Importantly, a host of different attentional-control and priority signals have been described that guide this process. Yet, at present, research is fragmented across different levels of description (different methodological approaches and investigated species) and in the sense that different attentional-control and priority signals are usually investigated in isolation. The overarching scientific objective of this project is to transcend those issues by using highly standardized research protocols across species and methodologies, and by systematically investigating the unique and combined influence of different attentional-control and priority signals (related to task instructions, task relevance, probability, validity, perceptual salience, and reward). In addition, we will dissociate processes related to target selection and distractor filtering. Together, this will provide comprehensive and reliable results concerning the question whether (and to what degree) such signals operate independently vs. synergistically, and will enable an integration across different levels of scientific description.
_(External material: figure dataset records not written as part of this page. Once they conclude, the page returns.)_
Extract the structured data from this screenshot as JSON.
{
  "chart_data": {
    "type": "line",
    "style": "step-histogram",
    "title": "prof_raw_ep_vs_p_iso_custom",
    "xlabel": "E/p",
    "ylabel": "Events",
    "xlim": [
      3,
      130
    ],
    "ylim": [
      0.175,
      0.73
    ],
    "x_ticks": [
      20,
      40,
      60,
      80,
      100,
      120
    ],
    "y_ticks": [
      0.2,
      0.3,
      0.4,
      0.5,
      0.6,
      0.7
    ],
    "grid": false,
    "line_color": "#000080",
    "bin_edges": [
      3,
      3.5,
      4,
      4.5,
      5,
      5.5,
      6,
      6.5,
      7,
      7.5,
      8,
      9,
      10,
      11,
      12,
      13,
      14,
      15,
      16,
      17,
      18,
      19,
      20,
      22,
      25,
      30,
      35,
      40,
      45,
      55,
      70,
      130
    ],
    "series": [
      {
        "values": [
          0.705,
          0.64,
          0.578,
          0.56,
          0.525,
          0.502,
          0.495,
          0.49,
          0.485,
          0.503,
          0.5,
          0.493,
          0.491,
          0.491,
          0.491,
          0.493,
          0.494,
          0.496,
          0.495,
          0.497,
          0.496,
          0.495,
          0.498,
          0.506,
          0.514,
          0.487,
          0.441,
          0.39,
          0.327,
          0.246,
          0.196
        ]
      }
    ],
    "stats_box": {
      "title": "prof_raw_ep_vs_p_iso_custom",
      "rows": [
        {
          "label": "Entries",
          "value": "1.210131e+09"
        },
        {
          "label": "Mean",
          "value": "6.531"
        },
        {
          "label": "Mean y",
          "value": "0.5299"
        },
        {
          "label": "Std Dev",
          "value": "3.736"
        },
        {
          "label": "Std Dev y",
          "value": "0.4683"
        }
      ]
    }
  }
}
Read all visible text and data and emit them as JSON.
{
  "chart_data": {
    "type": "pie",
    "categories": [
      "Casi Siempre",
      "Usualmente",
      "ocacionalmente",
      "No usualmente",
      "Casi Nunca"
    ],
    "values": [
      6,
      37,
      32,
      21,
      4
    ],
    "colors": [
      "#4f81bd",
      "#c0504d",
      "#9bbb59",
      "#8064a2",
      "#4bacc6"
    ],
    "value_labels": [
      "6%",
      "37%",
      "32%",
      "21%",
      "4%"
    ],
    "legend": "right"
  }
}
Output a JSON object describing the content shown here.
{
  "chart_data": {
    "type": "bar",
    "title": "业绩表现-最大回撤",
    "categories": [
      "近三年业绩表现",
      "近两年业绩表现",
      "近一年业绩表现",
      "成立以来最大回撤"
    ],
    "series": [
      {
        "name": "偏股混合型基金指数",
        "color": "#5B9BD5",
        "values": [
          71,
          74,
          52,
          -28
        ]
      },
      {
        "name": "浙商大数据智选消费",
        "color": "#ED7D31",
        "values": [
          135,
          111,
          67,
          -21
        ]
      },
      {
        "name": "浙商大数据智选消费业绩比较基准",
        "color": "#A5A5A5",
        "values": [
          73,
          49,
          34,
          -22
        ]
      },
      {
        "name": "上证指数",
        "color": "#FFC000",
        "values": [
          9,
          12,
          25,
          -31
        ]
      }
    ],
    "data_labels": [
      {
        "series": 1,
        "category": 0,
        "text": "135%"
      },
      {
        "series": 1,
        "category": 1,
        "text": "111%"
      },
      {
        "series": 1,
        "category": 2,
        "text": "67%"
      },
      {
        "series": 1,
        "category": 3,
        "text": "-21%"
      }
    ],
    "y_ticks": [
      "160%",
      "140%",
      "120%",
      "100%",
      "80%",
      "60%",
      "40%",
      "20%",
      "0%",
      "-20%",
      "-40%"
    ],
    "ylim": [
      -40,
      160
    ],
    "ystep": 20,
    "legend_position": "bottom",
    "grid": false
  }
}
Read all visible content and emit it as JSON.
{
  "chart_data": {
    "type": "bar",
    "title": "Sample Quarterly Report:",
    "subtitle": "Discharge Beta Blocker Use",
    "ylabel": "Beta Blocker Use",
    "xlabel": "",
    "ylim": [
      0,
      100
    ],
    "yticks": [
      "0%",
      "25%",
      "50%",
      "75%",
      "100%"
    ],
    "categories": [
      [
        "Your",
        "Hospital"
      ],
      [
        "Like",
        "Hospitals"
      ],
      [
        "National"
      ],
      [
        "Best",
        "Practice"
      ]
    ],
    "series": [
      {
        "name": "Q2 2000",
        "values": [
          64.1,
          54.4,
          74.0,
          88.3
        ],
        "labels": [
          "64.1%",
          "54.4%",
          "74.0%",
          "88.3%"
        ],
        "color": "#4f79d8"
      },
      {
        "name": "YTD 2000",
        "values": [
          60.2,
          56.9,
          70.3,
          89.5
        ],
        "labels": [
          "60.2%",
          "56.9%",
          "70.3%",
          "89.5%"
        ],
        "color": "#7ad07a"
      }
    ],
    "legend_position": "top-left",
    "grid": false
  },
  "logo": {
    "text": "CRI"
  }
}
By its nature, the present project draws a significant part of its strength (and underlying objectives) from the collaboration of the different partner units. Yet, also the individual contributions will be of significant interest by themselves. The partner at UGent will contribute to the overall development of the task protocols and then implement them in a human electroencephalography (EEG) context.

EEG has the significant advantage of excellent temporal resolution, thereby dissociating different processes in time (e.g., if different control signals arise sequentially); at the same time, through its macroscopic whole-brain scope, it also allows to investigate the progression from sensory to motoric levels. EEG is therefore perfectly positioned to investigate sensorimotor integration, as well as to dissociate target selection and distractor filtering. As such, the results obtained at UGent will make key contributions to the overall scientific objectives of obtaining a more integrated understanding of attentional control, as well as provide key advancements to the field of human attentional control as studied with EEG.